The measured forces matched the values from Coulomb's Law, and the graph of force against 1/r² was a straight line through the origin, confirming that the force follows the inverse square law. The slope of that line, about 0.288 N·m², equalled k|q₁q₂| = (8.99×10⁹)(4×10⁻⁶)(8×10⁻⁶), providing an independent check of the law. Doubling the distance from 0.02 m to 0.04 m reduced the force from 719 N to 180 N — a factor of about one quarter — exactly as the inverse square law predicts.

The simulation is very precise, so the main limiting factors on accuracy are small ones: aligning the charge exactly on the ruler mark, and rounding in the simulation's force display. These can introduce a percent error of a fraction of a percent even when the physics is exact.

Conclusion

The electrostatic force obeyed Coulomb's Law and the inverse square law: force was proportional to 1/r², the F-vs-1/r² graph was linear through the origin with slope k|q₁q₂|, and doubling the distance quartered the force. Percent errors were negligible, limited only by ruler alignment and display rounding.

Practice Questions

Show all work and include units. Use k = 8.99×10⁹ N·m²/C².

Question 1

Two charges of +5 μC and +3 μC are 0.05 m apart. Calculate the electrostatic force between them and state whether it is attractive or repulsive.

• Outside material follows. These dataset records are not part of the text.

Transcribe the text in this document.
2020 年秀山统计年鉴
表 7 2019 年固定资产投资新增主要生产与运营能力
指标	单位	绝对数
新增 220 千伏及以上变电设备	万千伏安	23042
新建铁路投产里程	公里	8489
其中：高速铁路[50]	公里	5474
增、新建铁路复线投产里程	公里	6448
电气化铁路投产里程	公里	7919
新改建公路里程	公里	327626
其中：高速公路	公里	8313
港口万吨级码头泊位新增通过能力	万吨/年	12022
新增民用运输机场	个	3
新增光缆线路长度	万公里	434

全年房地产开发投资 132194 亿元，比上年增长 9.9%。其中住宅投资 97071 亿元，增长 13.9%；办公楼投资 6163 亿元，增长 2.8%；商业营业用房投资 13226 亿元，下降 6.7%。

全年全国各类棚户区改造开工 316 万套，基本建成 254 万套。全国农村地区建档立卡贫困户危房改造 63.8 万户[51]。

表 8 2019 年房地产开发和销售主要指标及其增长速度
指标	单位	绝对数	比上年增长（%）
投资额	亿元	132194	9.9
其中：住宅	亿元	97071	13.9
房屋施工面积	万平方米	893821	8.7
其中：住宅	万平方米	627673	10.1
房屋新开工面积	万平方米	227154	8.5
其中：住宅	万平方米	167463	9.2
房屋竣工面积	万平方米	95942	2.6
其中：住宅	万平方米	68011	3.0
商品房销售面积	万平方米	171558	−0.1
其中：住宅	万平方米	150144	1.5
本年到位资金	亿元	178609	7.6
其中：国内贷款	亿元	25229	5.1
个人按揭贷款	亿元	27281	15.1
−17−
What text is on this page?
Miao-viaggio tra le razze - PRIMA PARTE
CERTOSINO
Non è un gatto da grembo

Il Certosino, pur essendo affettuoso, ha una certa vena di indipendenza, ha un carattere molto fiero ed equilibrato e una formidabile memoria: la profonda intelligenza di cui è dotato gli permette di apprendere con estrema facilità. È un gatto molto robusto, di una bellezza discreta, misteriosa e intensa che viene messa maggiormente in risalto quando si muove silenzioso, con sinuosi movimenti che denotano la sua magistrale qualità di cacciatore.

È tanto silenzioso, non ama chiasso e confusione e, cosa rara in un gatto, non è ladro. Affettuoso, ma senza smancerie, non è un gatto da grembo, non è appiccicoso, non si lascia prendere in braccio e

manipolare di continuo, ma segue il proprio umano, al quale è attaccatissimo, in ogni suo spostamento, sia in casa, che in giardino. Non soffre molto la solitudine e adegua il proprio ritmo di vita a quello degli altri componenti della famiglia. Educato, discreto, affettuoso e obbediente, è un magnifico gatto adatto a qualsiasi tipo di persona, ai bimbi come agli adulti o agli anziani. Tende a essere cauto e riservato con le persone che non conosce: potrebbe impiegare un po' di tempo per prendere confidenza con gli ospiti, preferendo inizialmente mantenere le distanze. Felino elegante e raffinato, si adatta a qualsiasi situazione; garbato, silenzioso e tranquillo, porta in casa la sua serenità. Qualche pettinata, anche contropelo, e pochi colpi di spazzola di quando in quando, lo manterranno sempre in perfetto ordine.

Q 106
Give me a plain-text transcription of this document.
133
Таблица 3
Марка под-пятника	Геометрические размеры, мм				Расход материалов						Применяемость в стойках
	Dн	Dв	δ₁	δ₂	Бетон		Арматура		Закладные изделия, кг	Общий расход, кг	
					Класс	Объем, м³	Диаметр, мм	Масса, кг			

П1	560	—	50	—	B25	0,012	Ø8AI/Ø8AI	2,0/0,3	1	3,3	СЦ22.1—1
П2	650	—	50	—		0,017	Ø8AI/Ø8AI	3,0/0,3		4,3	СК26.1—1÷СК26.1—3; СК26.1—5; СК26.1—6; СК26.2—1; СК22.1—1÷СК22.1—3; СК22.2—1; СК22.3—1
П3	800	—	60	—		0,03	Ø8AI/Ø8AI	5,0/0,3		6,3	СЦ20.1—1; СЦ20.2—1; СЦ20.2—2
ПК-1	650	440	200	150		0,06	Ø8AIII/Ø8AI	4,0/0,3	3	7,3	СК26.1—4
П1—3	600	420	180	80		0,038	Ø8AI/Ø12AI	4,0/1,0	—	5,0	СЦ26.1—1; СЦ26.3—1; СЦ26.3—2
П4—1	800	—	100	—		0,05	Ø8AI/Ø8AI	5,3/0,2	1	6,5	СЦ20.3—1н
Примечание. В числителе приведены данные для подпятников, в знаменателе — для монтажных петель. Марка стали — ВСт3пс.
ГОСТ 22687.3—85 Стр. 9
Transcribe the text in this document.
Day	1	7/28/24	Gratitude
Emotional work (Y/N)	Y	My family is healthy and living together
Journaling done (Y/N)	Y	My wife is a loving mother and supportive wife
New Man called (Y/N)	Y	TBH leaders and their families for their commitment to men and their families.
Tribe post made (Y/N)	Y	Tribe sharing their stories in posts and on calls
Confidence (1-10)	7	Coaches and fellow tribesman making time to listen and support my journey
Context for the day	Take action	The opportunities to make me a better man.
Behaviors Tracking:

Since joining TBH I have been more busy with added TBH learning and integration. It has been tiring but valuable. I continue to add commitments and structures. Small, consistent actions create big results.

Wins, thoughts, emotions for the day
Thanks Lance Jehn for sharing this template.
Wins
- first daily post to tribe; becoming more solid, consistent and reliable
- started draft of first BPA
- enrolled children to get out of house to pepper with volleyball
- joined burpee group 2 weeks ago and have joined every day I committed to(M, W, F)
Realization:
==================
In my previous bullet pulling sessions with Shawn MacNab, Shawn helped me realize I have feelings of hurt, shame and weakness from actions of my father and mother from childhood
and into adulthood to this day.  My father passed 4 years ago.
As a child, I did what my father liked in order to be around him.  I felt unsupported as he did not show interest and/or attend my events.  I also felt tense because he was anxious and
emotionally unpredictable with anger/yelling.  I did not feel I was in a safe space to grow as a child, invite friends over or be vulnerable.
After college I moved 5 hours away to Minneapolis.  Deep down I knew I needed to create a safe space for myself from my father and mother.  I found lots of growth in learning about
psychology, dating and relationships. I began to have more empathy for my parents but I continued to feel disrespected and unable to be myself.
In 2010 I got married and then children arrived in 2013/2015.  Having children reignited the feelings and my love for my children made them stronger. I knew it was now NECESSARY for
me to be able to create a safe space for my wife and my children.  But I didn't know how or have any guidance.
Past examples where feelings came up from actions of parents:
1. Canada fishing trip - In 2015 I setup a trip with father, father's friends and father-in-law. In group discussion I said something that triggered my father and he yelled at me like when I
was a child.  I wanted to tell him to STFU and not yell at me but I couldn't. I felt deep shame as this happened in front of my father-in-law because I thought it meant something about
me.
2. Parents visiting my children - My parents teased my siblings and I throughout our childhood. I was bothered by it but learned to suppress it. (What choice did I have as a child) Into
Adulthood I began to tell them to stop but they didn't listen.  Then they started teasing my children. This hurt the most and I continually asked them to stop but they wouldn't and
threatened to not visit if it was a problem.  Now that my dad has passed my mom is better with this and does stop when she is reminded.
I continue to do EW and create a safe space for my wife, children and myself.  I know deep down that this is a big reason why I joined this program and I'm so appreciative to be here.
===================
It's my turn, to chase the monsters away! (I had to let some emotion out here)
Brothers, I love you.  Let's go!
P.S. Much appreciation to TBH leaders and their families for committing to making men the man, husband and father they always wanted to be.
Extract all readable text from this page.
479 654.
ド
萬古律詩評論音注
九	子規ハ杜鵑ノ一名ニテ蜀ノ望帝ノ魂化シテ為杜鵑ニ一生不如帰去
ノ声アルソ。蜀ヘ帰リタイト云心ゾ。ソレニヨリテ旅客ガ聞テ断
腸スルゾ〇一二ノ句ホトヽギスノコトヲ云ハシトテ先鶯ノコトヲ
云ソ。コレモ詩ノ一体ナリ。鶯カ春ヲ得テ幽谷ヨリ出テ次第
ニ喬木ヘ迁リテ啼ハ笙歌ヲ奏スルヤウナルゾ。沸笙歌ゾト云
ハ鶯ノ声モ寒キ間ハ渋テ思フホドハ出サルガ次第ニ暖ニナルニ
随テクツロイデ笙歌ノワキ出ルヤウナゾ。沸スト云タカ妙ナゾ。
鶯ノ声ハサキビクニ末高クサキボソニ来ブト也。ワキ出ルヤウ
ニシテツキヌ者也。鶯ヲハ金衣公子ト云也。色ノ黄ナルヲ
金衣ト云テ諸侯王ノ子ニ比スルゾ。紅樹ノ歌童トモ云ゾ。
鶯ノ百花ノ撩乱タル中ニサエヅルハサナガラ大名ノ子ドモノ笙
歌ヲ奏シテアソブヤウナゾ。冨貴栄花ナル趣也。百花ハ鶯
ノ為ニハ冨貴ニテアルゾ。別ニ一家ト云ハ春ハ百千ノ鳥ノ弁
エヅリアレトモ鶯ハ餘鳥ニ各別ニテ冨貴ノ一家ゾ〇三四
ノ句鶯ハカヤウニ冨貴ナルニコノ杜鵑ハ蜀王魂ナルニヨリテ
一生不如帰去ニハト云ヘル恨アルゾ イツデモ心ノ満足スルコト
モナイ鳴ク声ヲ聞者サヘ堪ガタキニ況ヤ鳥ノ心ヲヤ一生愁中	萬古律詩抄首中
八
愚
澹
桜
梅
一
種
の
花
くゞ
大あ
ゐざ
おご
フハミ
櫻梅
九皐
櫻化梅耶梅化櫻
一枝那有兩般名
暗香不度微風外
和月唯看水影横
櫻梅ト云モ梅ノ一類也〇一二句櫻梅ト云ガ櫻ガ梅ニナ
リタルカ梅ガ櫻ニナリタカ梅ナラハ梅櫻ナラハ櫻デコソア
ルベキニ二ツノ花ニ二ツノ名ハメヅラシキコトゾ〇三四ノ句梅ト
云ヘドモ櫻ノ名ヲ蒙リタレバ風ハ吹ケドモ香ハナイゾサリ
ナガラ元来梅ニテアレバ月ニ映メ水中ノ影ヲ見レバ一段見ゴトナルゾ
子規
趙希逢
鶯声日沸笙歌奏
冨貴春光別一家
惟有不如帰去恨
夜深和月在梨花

Hint: F = k|q₁q₂|/r²; both positive ⇒ repulsive.

Question 2

A force of 90 N acts between two charges separated by 0.03 m. What force would act if the separation were increased to 0.09 m (three times as far)?

Hint: tripling r divides the force by 9.

Question 3

A student measures forces at five distances and plots F against 1/r², getting a straight line of slope 0.36 N·m². If one charge is +6 μC, what is the other charge?

Hint: slope = k|q₁q₂|, so |q₂| = slope/(k·q₁).

Question 4

A simulated force reads 44.2 N where Coulomb's Law predicts 45.0 N. Compute the percent error.

Hint: |(45.0 − 44.2)/45.0| × 100.

Question 5

Explain why plotting force against 1/r² (rather than against r) is useful when testing the inverse square law.

Hint: it turns a curve into a straight line, which is easy to test and whose slope has physical meaning.

Question 6 — Challenge

Two equal charges repel with a force of 0.50 N when 0.10 m apart. Find the size of each charge.

Hint: F = kq²/r², so q = √(F·r²/k).